Sister Mary Jo never expected the type of support she received.

"Oh my goodness. I wasn't even going to stay for the whole game. I was just going to go do the pitch, walk around a little bit, talk to the Marian [Catholic High School] folks, and head home because school started [Wednesday] for me," she told Vice.com. "I was going to do some things for the classroom, because I had two days off before classes started. It's been the craziest weekend of my life."

Sister Mary Jo was on hand for Marian Catholic High School Night at the game, which is the school in Chicago Heights, Illinois where she teaches as one of the Dominican nuns. She even got some warm-up throws in the school's gym prior to her big league appearance.

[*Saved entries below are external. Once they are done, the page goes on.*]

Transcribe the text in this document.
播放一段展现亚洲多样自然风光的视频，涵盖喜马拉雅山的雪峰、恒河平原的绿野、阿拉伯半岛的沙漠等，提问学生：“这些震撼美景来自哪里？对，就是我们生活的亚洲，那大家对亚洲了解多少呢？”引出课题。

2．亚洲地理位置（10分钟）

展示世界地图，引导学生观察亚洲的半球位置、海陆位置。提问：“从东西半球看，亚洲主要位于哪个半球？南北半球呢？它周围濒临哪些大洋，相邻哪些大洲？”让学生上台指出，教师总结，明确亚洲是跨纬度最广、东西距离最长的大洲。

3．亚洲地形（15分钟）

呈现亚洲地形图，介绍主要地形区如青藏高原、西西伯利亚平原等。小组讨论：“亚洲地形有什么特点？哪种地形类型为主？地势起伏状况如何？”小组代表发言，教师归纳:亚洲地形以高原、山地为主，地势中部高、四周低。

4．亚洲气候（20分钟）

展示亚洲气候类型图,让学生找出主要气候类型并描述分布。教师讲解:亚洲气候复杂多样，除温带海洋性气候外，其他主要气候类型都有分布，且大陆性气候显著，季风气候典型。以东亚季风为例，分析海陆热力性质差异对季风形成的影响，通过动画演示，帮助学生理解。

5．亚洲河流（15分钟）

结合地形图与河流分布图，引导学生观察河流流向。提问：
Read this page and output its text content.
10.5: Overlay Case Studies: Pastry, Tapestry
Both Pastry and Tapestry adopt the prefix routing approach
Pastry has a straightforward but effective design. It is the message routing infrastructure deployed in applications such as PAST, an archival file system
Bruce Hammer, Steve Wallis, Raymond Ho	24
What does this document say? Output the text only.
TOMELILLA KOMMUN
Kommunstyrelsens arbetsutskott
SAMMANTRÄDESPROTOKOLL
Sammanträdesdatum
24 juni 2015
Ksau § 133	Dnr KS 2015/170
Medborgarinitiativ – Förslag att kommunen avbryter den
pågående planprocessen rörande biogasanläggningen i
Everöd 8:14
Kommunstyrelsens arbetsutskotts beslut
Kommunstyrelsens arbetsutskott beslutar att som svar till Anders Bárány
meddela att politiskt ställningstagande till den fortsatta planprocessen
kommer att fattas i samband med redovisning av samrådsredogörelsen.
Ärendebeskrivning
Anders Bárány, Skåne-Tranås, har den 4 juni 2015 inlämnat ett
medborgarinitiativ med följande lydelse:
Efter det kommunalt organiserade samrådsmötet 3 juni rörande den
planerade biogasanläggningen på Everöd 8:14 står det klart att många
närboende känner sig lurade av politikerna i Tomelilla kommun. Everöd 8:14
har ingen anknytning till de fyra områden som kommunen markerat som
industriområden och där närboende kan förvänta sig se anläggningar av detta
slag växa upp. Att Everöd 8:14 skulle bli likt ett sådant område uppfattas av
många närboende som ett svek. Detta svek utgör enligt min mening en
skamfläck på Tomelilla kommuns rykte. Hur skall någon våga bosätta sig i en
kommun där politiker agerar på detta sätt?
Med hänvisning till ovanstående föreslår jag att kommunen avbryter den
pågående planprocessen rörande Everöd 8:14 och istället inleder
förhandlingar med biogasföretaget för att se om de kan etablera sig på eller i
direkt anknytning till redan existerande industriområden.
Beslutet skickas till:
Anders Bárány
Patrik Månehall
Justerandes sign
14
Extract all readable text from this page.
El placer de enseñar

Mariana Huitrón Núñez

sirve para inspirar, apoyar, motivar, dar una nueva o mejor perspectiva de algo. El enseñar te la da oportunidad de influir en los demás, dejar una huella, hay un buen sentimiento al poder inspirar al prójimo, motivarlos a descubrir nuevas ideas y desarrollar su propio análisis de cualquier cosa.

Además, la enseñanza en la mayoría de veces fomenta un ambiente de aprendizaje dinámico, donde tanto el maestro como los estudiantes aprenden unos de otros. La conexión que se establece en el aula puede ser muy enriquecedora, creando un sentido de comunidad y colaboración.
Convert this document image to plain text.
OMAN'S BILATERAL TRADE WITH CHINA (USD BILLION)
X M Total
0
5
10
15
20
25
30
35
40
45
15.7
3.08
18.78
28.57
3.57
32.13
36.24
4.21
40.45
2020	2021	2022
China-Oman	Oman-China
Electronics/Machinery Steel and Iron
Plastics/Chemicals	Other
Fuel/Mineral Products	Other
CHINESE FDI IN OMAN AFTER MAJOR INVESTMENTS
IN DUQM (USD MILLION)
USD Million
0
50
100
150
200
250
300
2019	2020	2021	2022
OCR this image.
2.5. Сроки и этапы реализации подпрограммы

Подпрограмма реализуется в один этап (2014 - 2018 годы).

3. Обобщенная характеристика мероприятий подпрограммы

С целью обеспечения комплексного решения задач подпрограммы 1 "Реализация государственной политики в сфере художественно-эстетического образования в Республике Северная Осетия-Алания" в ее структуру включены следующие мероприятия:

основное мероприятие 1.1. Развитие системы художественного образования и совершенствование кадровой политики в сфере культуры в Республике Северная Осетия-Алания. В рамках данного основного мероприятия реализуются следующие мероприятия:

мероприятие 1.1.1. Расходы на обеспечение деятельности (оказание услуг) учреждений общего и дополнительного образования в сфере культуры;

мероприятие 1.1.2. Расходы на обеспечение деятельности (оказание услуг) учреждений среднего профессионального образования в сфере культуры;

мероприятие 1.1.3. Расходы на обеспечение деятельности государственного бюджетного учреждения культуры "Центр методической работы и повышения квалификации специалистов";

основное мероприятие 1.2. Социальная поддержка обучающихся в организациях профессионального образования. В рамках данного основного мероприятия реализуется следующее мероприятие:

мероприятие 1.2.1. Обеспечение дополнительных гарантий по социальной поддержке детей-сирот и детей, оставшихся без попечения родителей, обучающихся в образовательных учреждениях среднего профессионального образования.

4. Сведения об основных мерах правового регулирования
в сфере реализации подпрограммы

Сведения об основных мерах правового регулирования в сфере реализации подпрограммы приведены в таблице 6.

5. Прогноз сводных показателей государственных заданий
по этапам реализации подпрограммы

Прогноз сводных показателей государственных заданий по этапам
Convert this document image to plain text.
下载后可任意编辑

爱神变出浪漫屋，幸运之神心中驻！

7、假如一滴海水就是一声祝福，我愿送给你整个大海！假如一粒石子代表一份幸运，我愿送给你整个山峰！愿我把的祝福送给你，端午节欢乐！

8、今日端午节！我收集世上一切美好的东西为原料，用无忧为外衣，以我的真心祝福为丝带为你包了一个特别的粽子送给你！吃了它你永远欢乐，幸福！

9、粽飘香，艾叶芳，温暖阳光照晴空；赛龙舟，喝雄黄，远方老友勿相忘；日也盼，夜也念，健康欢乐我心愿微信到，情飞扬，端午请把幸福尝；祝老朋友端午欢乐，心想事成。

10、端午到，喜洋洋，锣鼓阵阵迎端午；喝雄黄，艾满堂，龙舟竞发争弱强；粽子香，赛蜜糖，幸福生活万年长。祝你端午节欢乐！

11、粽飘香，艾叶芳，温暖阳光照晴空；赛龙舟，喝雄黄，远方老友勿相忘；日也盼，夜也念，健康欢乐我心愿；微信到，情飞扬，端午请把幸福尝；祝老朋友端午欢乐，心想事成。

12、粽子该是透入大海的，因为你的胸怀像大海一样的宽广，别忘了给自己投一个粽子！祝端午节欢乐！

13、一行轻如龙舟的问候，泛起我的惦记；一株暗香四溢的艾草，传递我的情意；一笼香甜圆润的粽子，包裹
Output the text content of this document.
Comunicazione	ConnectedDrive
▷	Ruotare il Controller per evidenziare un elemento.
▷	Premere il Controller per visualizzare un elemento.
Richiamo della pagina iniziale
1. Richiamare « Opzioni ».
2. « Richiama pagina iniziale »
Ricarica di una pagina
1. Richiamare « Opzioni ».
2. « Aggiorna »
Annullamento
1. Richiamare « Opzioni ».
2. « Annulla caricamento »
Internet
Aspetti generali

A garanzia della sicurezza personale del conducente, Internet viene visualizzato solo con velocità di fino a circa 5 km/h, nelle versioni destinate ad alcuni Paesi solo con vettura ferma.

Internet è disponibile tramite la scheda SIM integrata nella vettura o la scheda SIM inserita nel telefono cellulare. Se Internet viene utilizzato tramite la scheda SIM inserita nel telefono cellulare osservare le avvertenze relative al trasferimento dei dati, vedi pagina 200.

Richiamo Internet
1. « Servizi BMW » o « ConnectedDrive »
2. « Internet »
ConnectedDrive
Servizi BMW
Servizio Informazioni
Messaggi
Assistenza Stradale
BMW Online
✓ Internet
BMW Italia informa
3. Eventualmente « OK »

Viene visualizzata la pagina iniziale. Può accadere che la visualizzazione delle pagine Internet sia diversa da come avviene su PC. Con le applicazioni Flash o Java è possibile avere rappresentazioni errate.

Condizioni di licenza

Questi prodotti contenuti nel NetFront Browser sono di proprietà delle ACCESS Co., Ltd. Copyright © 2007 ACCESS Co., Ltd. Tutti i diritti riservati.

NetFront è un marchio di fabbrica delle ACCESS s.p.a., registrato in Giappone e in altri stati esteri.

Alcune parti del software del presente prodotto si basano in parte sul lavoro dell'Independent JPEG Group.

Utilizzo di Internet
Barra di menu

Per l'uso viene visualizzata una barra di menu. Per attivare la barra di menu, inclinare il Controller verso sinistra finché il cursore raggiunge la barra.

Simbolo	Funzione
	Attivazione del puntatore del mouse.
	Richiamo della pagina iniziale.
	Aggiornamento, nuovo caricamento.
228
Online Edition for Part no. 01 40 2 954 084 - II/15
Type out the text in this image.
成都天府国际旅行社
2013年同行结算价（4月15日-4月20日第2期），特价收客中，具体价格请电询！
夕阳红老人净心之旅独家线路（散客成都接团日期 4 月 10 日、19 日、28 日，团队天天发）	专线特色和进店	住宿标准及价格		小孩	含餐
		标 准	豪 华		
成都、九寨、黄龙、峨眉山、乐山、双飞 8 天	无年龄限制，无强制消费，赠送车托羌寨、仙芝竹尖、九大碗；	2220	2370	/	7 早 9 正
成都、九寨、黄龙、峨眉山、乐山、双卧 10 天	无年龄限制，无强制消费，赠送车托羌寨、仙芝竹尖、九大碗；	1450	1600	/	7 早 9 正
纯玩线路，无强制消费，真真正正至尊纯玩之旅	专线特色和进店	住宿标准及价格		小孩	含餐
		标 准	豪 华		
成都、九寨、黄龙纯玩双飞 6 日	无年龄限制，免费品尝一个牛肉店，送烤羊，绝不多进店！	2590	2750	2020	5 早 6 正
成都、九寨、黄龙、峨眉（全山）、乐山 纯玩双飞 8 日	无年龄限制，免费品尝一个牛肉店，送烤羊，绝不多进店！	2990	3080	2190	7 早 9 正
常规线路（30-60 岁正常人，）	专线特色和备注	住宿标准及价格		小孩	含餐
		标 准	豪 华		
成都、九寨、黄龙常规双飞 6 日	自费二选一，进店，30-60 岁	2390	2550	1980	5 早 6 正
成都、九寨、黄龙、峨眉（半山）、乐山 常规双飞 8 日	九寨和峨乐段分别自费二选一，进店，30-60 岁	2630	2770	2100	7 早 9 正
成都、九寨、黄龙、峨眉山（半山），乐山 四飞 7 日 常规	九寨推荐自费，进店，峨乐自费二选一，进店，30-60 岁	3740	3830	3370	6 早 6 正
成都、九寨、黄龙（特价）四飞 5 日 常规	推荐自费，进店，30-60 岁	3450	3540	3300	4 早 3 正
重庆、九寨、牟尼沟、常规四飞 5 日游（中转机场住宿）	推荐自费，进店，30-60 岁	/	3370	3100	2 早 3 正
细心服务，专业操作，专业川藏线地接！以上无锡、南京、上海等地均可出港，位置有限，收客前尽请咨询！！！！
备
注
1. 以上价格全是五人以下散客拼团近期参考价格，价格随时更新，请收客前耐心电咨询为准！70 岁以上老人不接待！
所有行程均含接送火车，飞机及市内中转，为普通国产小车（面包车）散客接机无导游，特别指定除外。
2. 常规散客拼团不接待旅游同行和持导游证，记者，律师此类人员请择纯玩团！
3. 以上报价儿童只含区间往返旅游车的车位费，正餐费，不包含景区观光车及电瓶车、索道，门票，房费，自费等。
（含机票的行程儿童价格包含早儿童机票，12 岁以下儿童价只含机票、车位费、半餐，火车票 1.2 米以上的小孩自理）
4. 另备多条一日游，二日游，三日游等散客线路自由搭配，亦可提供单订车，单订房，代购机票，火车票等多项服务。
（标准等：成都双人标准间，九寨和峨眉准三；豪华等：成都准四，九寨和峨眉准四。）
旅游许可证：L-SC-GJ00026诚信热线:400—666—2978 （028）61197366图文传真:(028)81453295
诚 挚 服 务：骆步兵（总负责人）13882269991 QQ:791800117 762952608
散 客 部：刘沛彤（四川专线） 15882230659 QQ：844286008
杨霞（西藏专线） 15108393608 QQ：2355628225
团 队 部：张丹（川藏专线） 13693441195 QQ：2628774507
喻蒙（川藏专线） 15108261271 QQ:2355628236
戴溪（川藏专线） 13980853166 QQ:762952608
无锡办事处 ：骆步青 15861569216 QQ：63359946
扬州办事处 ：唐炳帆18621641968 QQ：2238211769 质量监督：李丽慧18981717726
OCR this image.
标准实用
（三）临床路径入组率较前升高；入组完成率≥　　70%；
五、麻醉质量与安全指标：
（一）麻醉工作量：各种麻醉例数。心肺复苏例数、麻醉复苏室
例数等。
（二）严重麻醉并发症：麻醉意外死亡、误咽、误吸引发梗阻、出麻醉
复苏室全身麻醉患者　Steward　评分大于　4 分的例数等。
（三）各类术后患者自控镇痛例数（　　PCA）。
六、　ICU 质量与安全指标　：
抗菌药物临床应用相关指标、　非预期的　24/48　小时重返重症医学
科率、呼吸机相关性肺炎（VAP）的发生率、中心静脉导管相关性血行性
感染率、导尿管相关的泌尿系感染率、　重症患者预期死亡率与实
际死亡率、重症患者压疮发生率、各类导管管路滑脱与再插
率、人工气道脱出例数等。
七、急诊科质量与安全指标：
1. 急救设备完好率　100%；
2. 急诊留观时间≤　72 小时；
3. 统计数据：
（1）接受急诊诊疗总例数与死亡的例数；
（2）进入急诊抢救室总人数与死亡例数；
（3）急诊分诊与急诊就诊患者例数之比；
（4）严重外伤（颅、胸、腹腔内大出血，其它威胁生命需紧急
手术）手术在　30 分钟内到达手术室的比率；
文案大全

"She was pretty good, actually," White Sox manager Rick Renteria told MLB.com. "We talked to her a little bit but before we were talking to her, she was talking to someone and she wanted to warm up. She had a mitt and a ball. She gave him the mitt. She stepped back at about 45 feet and threw a bullet.

"I'm like, 'Wait a minute.' He threw it back to her and she fielded it barehanded. I was like, 'OK, she looks like she can play a little bit,' so we started talking to her. I think she said, 'I played center and short.' I said to her, 'Can you play for us?' She said, 'Sure.'"

It turns out Sister Mary Jo used to play volleyball and softball at The College of St. Scholastica in Minnesota after graduating from Cathedral High School in 1987. She also grew up in a family of 10 children that all played sports. No wonder she's got a right arm that could be classified as a lethal weapon and she's out here throwing perfect pitches.

Sister Mary Jo at Busch Stadium

Sister Mary Jo's fame extended beyond that night. She got the chance to throw out another first pitch in April 2019 at one of her beloved St. Louis Cardinals games against the Los Angeles Dodgers.

Of course, she fired a bullet for that one as well.

She even received her own Topps baseball card, which she signed hundreds of copies for fans. Topps paid her $1,000, which went toward her scholarship fund for students from her catholic school. Additionally, she received her own bobblehead and made an appearance at the 2019 ESPY awards.

Sister Mary Jo Sobieck took the mound again before the White Sox took on the Texas Rangers on August 24, 2019.

And she graced everyone with her heater in 2020:

Now all we need is a battle of the nuns. Let's get Sister Mary Jo on the bump against Sister Jean, the 101-year-old nun who goes viral every NCAA Tournament during Loyola-Chicago's postseason runs.